Grace’s hand moved to her neck, to the hard little bulge under the skin and she looked away from him before saying, “That would be good.” She gave a little shake of her head, as if driving away her own concerns, and continued, “We should just go do it. Get it over with. It’s going to be hard for you to do no matter how long you wait.”

Wallis looked down into his murky tea and nodded. He felt so much grief that he was almost numb and he wondered at that. He hadn’t felt this way when his son and then his wife had died. Maybe because he had known it was coming with his son and the blow had come in stages. And maybe because his wife had begun drifting away in her own silent cloud of grief the moment their son was diagnosed, her death had cut less deeply too.

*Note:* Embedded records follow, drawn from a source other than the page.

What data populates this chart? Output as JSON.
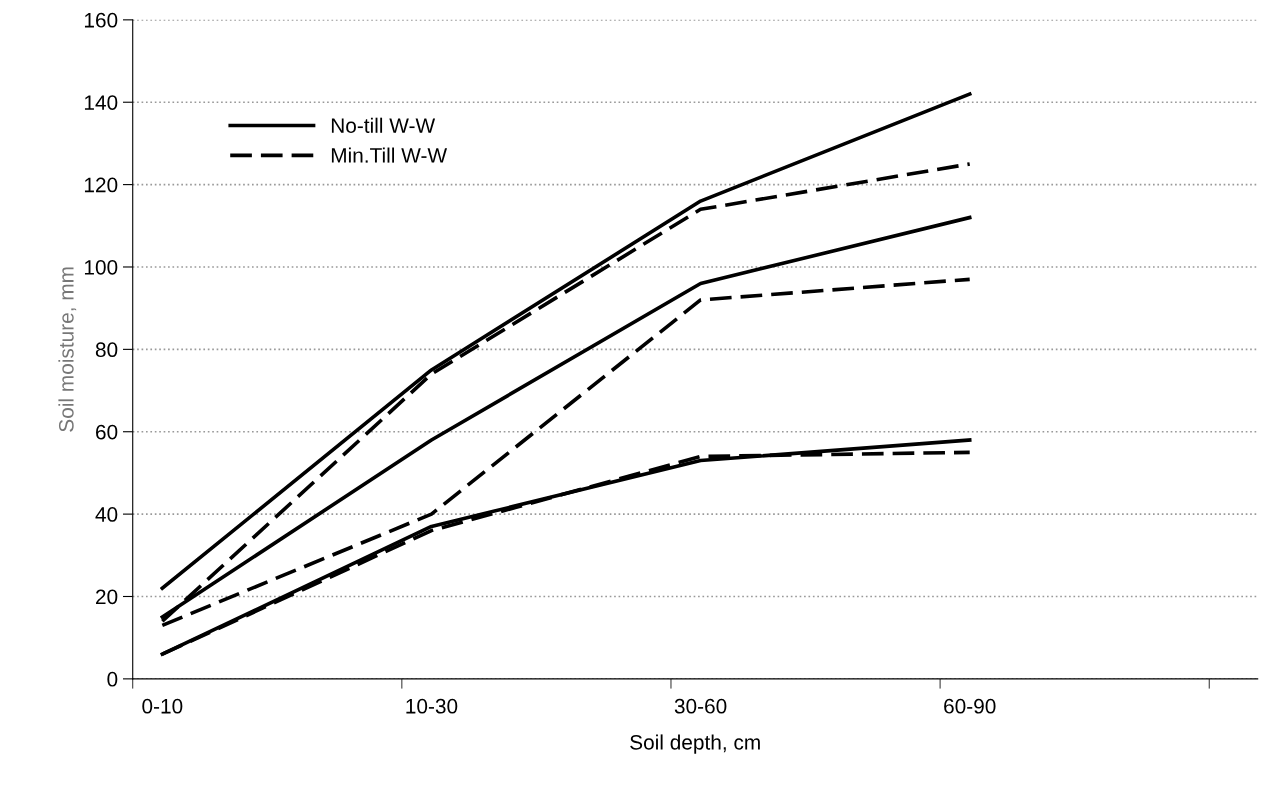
{
  "chart_data": {
    "type": "line",
    "xlabel": "Soil depth, cm",
    "ylabel": "Soil moisture, mm",
    "categories": [
      "0-10",
      "10-30",
      "30-60",
      "60-90"
    ],
    "ylim": [
      0,
      160
    ],
    "yticks": [
      0,
      20,
      40,
      60,
      80,
      100,
      120,
      140,
      160
    ],
    "grid": "y",
    "legend": "top left",
    "marker": "none",
    "series": [
      {
        "name": "No-till W-W",
        "color": "#000000",
        "line_style": "solid",
        "values": [
          22,
          75,
          116,
          142
        ]
      },
      {
        "name": "Min.Till W-W",
        "color": "#000000",
        "line_style": "dashed",
        "values": [
          14,
          74,
          114,
          125
        ]
      },
      {
        "color": "#000000",
        "line_style": "solid",
        "values": [
          15,
          58,
          96,
          112
        ]
      },
      {
        "color": "#000000",
        "line_style": "dashed",
        "values": [
          13,
          40,
          92,
          97
        ]
      },
      {
        "color": "#000000",
        "line_style": "solid",
        "values": [
          6,
          37,
          53,
          58
        ]
      },
      {
        "color": "#000000",
        "line_style": "dashed",
        "values": [
          6,
          36,
          54,
          55
        ]
      }
    ]
  }
}
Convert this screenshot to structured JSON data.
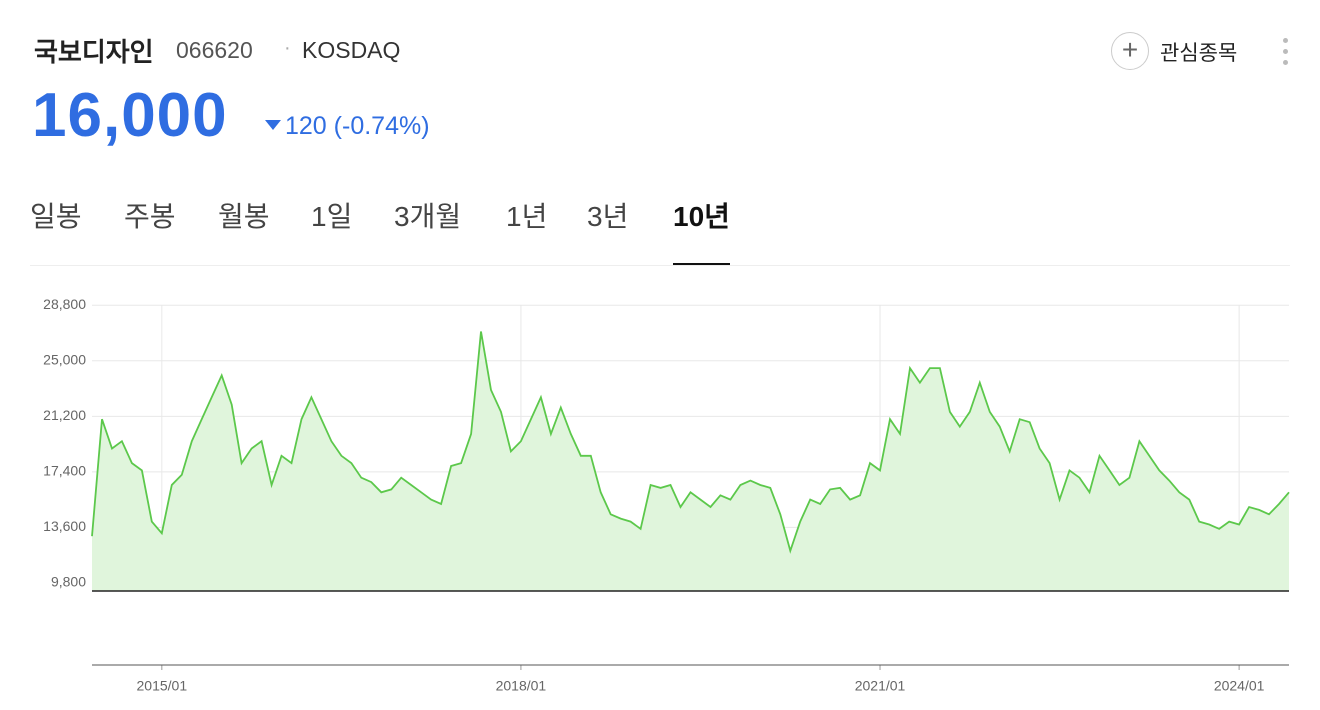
{
  "header": {
    "name": "국보디자인",
    "code": "066620",
    "market": "KOSDAQ",
    "price": "16,000",
    "change": "120",
    "change_pct": "(-0.74%)",
    "watch": "관심종목"
  },
  "tabs": {
    "items": [
      "일봉",
      "주봉",
      "월봉",
      "1일",
      "3개월",
      "1년",
      "3년",
      "10년"
    ],
    "active": 7
  },
  "chart_data": {
    "type": "area",
    "color": "#5cc84b",
    "fill": "#e0f5dc",
    "grid": true,
    "x": [
      "2014/06",
      "2014/07",
      "2014/08",
      "2014/09",
      "2014/10",
      "2014/11",
      "2014/12",
      "2015/01",
      "2015/02",
      "2015/03",
      "2015/04",
      "2015/05",
      "2015/06",
      "2015/07",
      "2015/08",
      "2015/09",
      "2015/10",
      "2015/11",
      "2015/12",
      "2016/01",
      "2016/02",
      "2016/03",
      "2016/04",
      "2016/05",
      "2016/06",
      "2016/07",
      "2016/08",
      "2016/09",
      "2016/10",
      "2016/11",
      "2016/12",
      "2017/01",
      "2017/02",
      "2017/03",
      "2017/04",
      "2017/05",
      "2017/06",
      "2017/07",
      "2017/08",
      "2017/09",
      "2017/10",
      "2017/11",
      "2017/12",
      "2018/01",
      "2018/02",
      "2018/03",
      "2018/04",
      "2018/05",
      "2018/06",
      "2018/07",
      "2018/08",
      "2018/09",
      "2018/10",
      "2018/11",
      "2018/12",
      "2019/01",
      "2019/02",
      "2019/03",
      "2019/04",
      "2019/05",
      "2019/06",
      "2019/07",
      "2019/08",
      "2019/09",
      "2019/10",
      "2019/11",
      "2019/12",
      "2020/01",
      "2020/02",
      "2020/03",
      "2020/04",
      "2020/05",
      "2020/06",
      "2020/07",
      "2020/08",
      "2020/09",
      "2020/10",
      "2020/11",
      "2020/12",
      "2021/01",
      "2021/02",
      "2021/03",
      "2021/04",
      "2021/05",
      "2021/06",
      "2021/07",
      "2021/08",
      "2021/09",
      "2021/10",
      "2021/11",
      "2021/12",
      "2022/01",
      "2022/02",
      "2022/03",
      "2022/04",
      "2022/05",
      "2022/06",
      "2022/07",
      "2022/08",
      "2022/09",
      "2022/10",
      "2022/11",
      "2022/12",
      "2023/01",
      "2023/02",
      "2023/03",
      "2023/04",
      "2023/05",
      "2023/06",
      "2023/07",
      "2023/08",
      "2023/09",
      "2023/10",
      "2023/11",
      "2023/12",
      "2024/01",
      "2024/02",
      "2024/03",
      "2024/04",
      "2024/05",
      "2024/06"
    ],
    "values": [
      13000,
      21000,
      19000,
      19500,
      18000,
      17500,
      14000,
      13200,
      16500,
      17200,
      19500,
      21000,
      22500,
      24000,
      22000,
      18000,
      19000,
      19500,
      16500,
      18500,
      18000,
      21000,
      22500,
      21000,
      19500,
      18500,
      18000,
      17000,
      16700,
      16000,
      16200,
      17000,
      16500,
      16000,
      15500,
      15200,
      17800,
      18000,
      20000,
      27000,
      23000,
      21500,
      18800,
      19500,
      21000,
      22500,
      20000,
      21800,
      20000,
      18500,
      18500,
      16000,
      14500,
      14200,
      14000,
      13500,
      16500,
      16300,
      16500,
      15000,
      16000,
      15500,
      15000,
      15800,
      15500,
      16500,
      16800,
      16500,
      16300,
      14500,
      12000,
      14000,
      15500,
      15200,
      16200,
      16300,
      15500,
      15800,
      18000,
      17500,
      21000,
      20000,
      24500,
      23500,
      24500,
      24500,
      21500,
      20500,
      21500,
      23500,
      21500,
      20500,
      18800,
      21000,
      20800,
      19000,
      18000,
      15500,
      17500,
      17000,
      16000,
      18500,
      17500,
      16500,
      17000,
      19500,
      18500,
      17500,
      16800,
      16000,
      15500,
      14000,
      13800,
      13500,
      14000,
      13800,
      15000,
      14800,
      14500,
      15200,
      16000
    ],
    "ylim": [
      9250,
      29500
    ],
    "yticks": [
      {
        "value": 28800,
        "label": "28,800"
      },
      {
        "value": 25000,
        "label": "25,000"
      },
      {
        "value": 21200,
        "label": "21,200"
      },
      {
        "value": 17400,
        "label": "17,400"
      },
      {
        "value": 13600,
        "label": "13,600"
      },
      {
        "value": 9800,
        "label": "9,800"
      }
    ],
    "xticks": [
      "2015/01",
      "2018/01",
      "2021/01",
      "2024/01"
    ]
  }
}
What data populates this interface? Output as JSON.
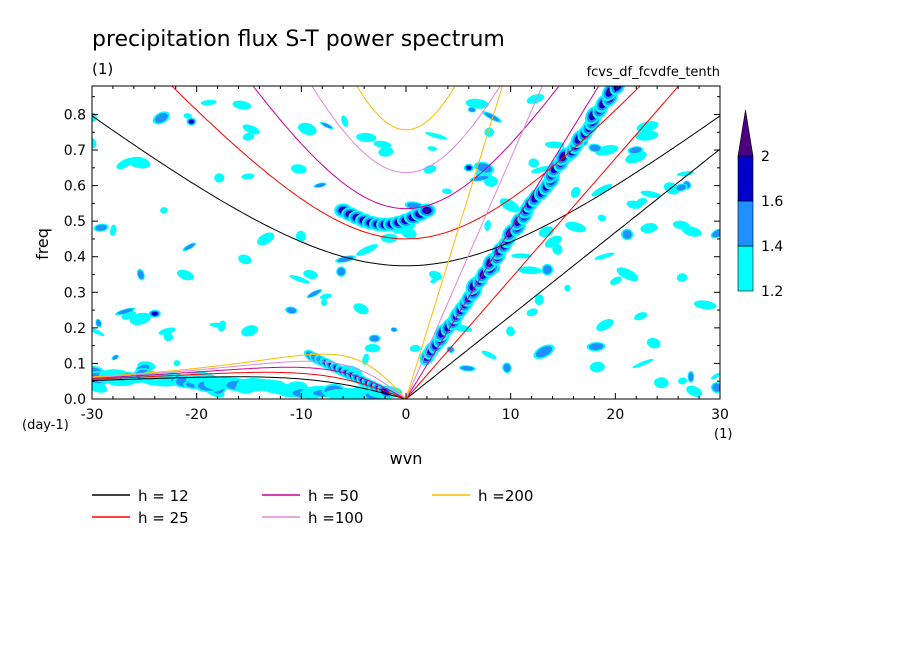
{
  "chart_data": {
    "type": "heatmap",
    "title": "precipitation flux S-T power spectrum",
    "title_units": "(1)",
    "subtitle_right": "fcvs_df_fcvdfe_tenth",
    "xlabel": "wvn",
    "ylabel": "freq",
    "x_units": "(1)",
    "y_units": "(day-1)",
    "xlim": [
      -30,
      30
    ],
    "ylim": [
      0,
      0.88
    ],
    "x_ticks": [
      -30,
      -20,
      -10,
      0,
      10,
      20,
      30
    ],
    "x_tick_labels": [
      "-30",
      "-20",
      "-10",
      "0",
      "10",
      "20",
      "30"
    ],
    "y_ticks": [
      0.0,
      0.1,
      0.2,
      0.3,
      0.4,
      0.5,
      0.6,
      0.7,
      0.8
    ],
    "y_tick_labels": [
      "0.0",
      "0.1",
      "0.2",
      "0.3",
      "0.4",
      "0.5",
      "0.6",
      "0.7",
      "0.8"
    ],
    "colorbar": {
      "levels": [
        1.2,
        1.4,
        1.6,
        2
      ],
      "level_labels": [
        "1.2",
        "1.4",
        "1.6",
        "2"
      ],
      "colors": [
        "#00ffff",
        "#1e90ff",
        "#0000cd",
        "#4b0082"
      ]
    },
    "legend": [
      {
        "label": "h = 12",
        "h": 12,
        "color": "#000000"
      },
      {
        "label": "h = 25",
        "h": 25,
        "color": "#ff0000"
      },
      {
        "label": "h = 50",
        "h": 50,
        "color": "#cc0099"
      },
      {
        "label": "h =100",
        "h": 100,
        "color": "#dd88dd"
      },
      {
        "label": "h =200",
        "h": 200,
        "color": "#ffbb00"
      }
    ],
    "dispersion_curves": {
      "kelvin": {
        "12": 0.0229,
        "25": 0.0331,
        "50": 0.0468,
        "100": 0.0661,
        "200": 0.0935
      },
      "n1_minimum": {
        "12": 0.37,
        "25": 0.44,
        "50": 0.52,
        "100": 0.62,
        "200": 0.74
      },
      "rossby_peak": {
        "12": 0.064,
        "25": 0.075,
        "50": 0.089,
        "100": 0.104,
        "200": 0.123
      }
    },
    "features": [
      {
        "name": "kelvin-band",
        "from": [
          2,
          0.12
        ],
        "to": [
          20,
          0.88
        ]
      },
      {
        "name": "n1-band",
        "center": [
          -3,
          0.51
        ]
      },
      {
        "name": "rossby-band",
        "from": [
          -30,
          0.06
        ],
        "to": [
          -2,
          0.01
        ]
      }
    ]
  }
}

Graham’s death had been so unexpected and on the very edge of new rails that might lead to a whole new life for the silo. Losing Graham had been the last thing he expected and maybe that is why it hurt so very badly. Whatever it was, he supposed Grace was right about how hard it would be. It might be better just to get it over with while he was still partially numb.

He set his cup down on a small table already cluttered with the debris of his increasingly disordered life. It clattered loudly in the silence and Grace looked up at him. He nodded once more and said, “Let’s do this. Let’s see what he left us.”